Smile Politely

Undead Theater

Undead flesh eaters seem to be all the rage these days on campus. On Halloween, a mob of zombies danced to “Thriller” on Green Street. In student film festivals, zombie movies are a staple. The next stage of evolution in zombie campus culture comes in the form of a new play debuting at the McKinley Foundation this Friday and Saturday night, entitled “A Zombie Play.” The play was written and directed by University of Illinois senior, Eric Roth.

“I’m coming in at a time when zombies and zombie things are kitsch and hip,” Roth explained before a Thursday night rehearsal. “But I approach the subject in a mocking, but serious manner.”

Roth chose the title “A Zombie Play,” so as to avoid any flack for claiming to be the definitive zombie play.  “It’s one of many zombie plays that may exist,” he said. Though Roth admits he has never seen or heard of anything similar in topic or nature to this production.


Roth invited me into his childhood while he lay on an old card table as if it were a psychiatric sofa. “Ever since I was a kid I really wanted to be a zombie.” After a long, reflexive pause he corrected himself. “I always liked haunted houses… I wanted to make a play like a haunted house. “

He also noted the limitations of a student production with little to no budget. “Zombie movies rely heavily on special effects and costuming, but in a play there’s a suspension of disbelief. That was a big reason I wanted it on the stage.”

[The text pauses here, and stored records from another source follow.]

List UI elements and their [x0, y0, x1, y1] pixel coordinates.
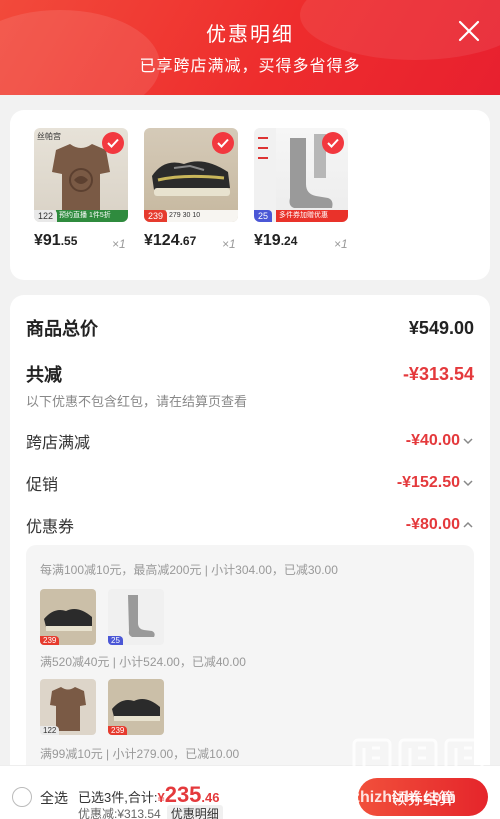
row-value: -¥152.50 [396, 474, 460, 491]
discount-detail-button[interactable]: 优惠明细 [166, 805, 223, 819]
product-qty: ×1 [112, 237, 126, 251]
header: 优惠明细 已享跨店满减，买得多省得多 [0, 0, 500, 95]
selected-count-text: 已选3件,合计: [78, 790, 158, 805]
detail-row-coupon[interactable]: 优惠券 -¥80.00 [26, 513, 474, 537]
row-label: 优惠券 [26, 519, 75, 536]
product-price: ¥19.24 [254, 232, 298, 249]
promo-strip: 预约直播 1件5折 [56, 210, 128, 222]
product-image[interactable]: 279 30 10 239 [144, 128, 238, 222]
checkout-bar: 全选 已选3件,合计: ¥ 235 .46 优惠减:¥313.54 优惠明细 领… [0, 765, 500, 819]
coupon-product-image[interactable]: 25 [108, 589, 164, 645]
detail-row-cross-store[interactable]: 跨店满减 -¥40.00 [26, 429, 474, 453]
coupon-rule: 满520减40元 | 小计524.00，已减40.00 [40, 655, 246, 669]
price-badge: 239 [40, 636, 60, 645]
brand-mark: 丝帕宫 [37, 132, 61, 141]
product-price: ¥124.67 [144, 232, 197, 249]
coupon-product-image[interactable]: 122 [40, 679, 96, 735]
saved-amount: 优惠减:¥313.54 [78, 807, 161, 819]
price-badge: 122 [34, 210, 58, 222]
select-all-label[interactable]: 全选 [40, 788, 68, 808]
chevron-up-icon[interactable] [462, 519, 474, 531]
row-value: -¥80.00 [405, 516, 460, 533]
product-item[interactable]: 丝帕宫 预约直播 1件5折 122 [34, 128, 130, 222]
row-value: -¥40.00 [405, 432, 460, 449]
price-badge: 25 [254, 210, 273, 222]
discount-note: 以下优惠不包含红包，请在结算页查看 [26, 394, 248, 409]
price-badge: 122 [40, 726, 60, 735]
checked-icon[interactable] [102, 132, 124, 154]
detail-row-promotion[interactable]: 促销 -¥152.50 [26, 471, 474, 495]
product-list: 丝帕宫 预约直播 1件5折 122 ¥91.55 ×1 279 30 10 23… [10, 110, 490, 280]
total-amount-decimal: .46 [201, 790, 220, 805]
coupon-product-image[interactable]: 239 [108, 679, 164, 735]
total-label: 商品总价 [26, 319, 98, 339]
price-badge: 239 [144, 210, 168, 222]
page-subtitle: 已享跨店满减，买得多省得多 [139, 58, 361, 75]
checked-icon[interactable] [322, 132, 344, 154]
discount-value: -¥313.54 [402, 363, 474, 384]
promo-strip: 多件券加赠优惠 [276, 210, 348, 222]
saved-summary: 优惠减:¥313.54 优惠明细 [78, 805, 223, 819]
coupon-rule: 满99减10元 | 小计279.00，已减10.00 [40, 747, 240, 761]
product-qty: ×1 [222, 237, 236, 251]
product-image[interactable]: 多件券加赠优惠 25 [254, 128, 348, 222]
product-price: ¥91.55 [34, 232, 78, 249]
total-value: ¥549.00 [408, 317, 474, 338]
row-label: 促销 [26, 477, 59, 494]
discount-row: 共减 -¥313.54 [26, 361, 474, 387]
price-badge: 239 [108, 726, 128, 735]
coupon-product-image[interactable]: 239 [40, 589, 96, 645]
chevron-down-icon[interactable] [462, 435, 474, 447]
total-row: 商品总价 ¥549.00 [26, 315, 474, 341]
coupon-rule: 每满100减10元，最高减200元 | 小计304.00，已减30.00 [40, 563, 338, 577]
row-label: 跨店满减 [26, 435, 91, 452]
select-all-radio[interactable] [12, 787, 32, 807]
checkout-button[interactable]: 领券结算 [358, 778, 488, 816]
product-image[interactable]: 丝帕宫 预约直播 1件5折 122 [34, 128, 128, 222]
promo-strip: 279 30 10 [166, 210, 238, 222]
price-badge: 25 [108, 636, 123, 645]
product-item[interactable]: 279 30 10 239 [144, 128, 240, 222]
product-item[interactable]: 多件券加赠优惠 25 [254, 128, 350, 222]
chevron-down-icon[interactable] [462, 477, 474, 489]
discount-label: 共减 [26, 365, 62, 385]
discount-summary: 商品总价 ¥549.00 共减 -¥313.54 以下优惠不包含红包，请在结算页… [10, 295, 490, 815]
close-icon[interactable] [456, 18, 482, 44]
page-title: 优惠明细 [206, 24, 294, 46]
product-qty: ×1 [334, 237, 348, 251]
currency-symbol: ¥ [157, 790, 165, 805]
checked-icon[interactable] [212, 132, 234, 154]
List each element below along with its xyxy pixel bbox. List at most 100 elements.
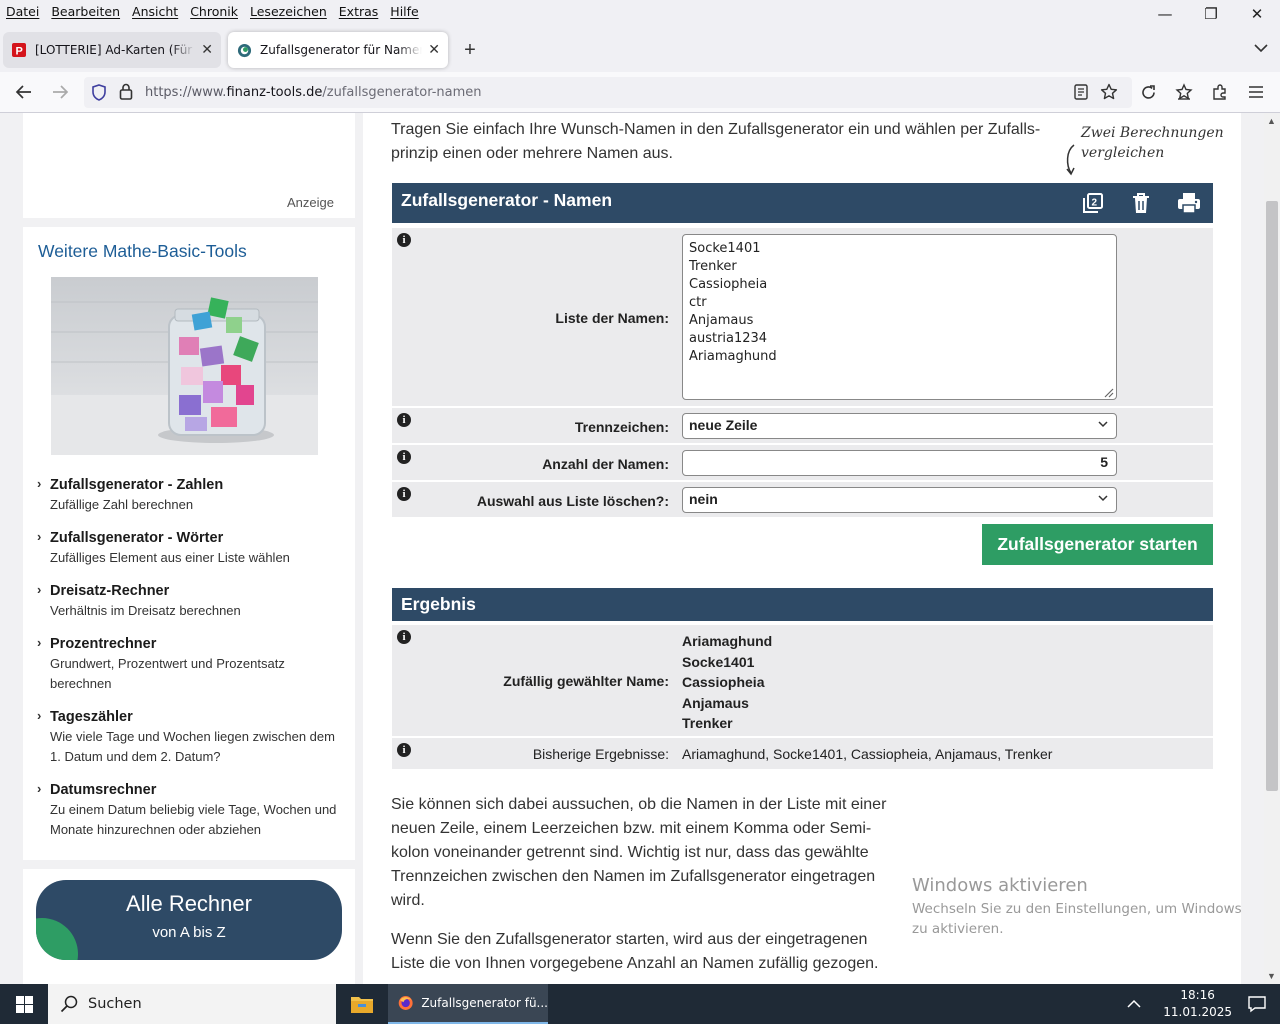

Throughout the interview, Roth would laugh and censor himself. “I don’t want to tell you too much and give it away.” He was willing to say it was “physically impossible” for the audience to stay in their seats after the first five minutes.

The big question I had was what the intention of the play was. Is it supposed to be scary or is it supposed to embrace the kitsch and camp that is associated with many zombie movies.

“My friend, Ali Murphy, came to a rehearsal and she said it was ‘both funny and scary.’ People that are in the play still get scared.” Roth leans back and laughs a laugh well-suited for someone who has spent the past year planning a play centered on zombies.

From interacting with the small cast, humor definitely comes through. Roth, including the majority of the group is involved with various campus comedy groups including Potted Meat and improv groups Spicy Clamato and Debono. A five minute discussion on the merits of fake blood (the debate could be alternately titled the “cool vs. clean” debate) ended with one cast member being concerned that the mink stole he planned on wearing on stage would be ruined by the blood.

To sell the play further, Roth insisted on speaking in self-proclaimed hyperboles. “No other theatre group is doing what we’re doing!” Roth exclaimed. “It’s an experience they’ll remember forever!”

After staying for a full run-through, I’d have to agree.

“A Zombie Play” will run at the McKinley Foundation tonight and tomorrow with shows starting at 8: 30 p.m., 9:30 p.m., and 10:30 p.m. each night. The cost is $5 at the door.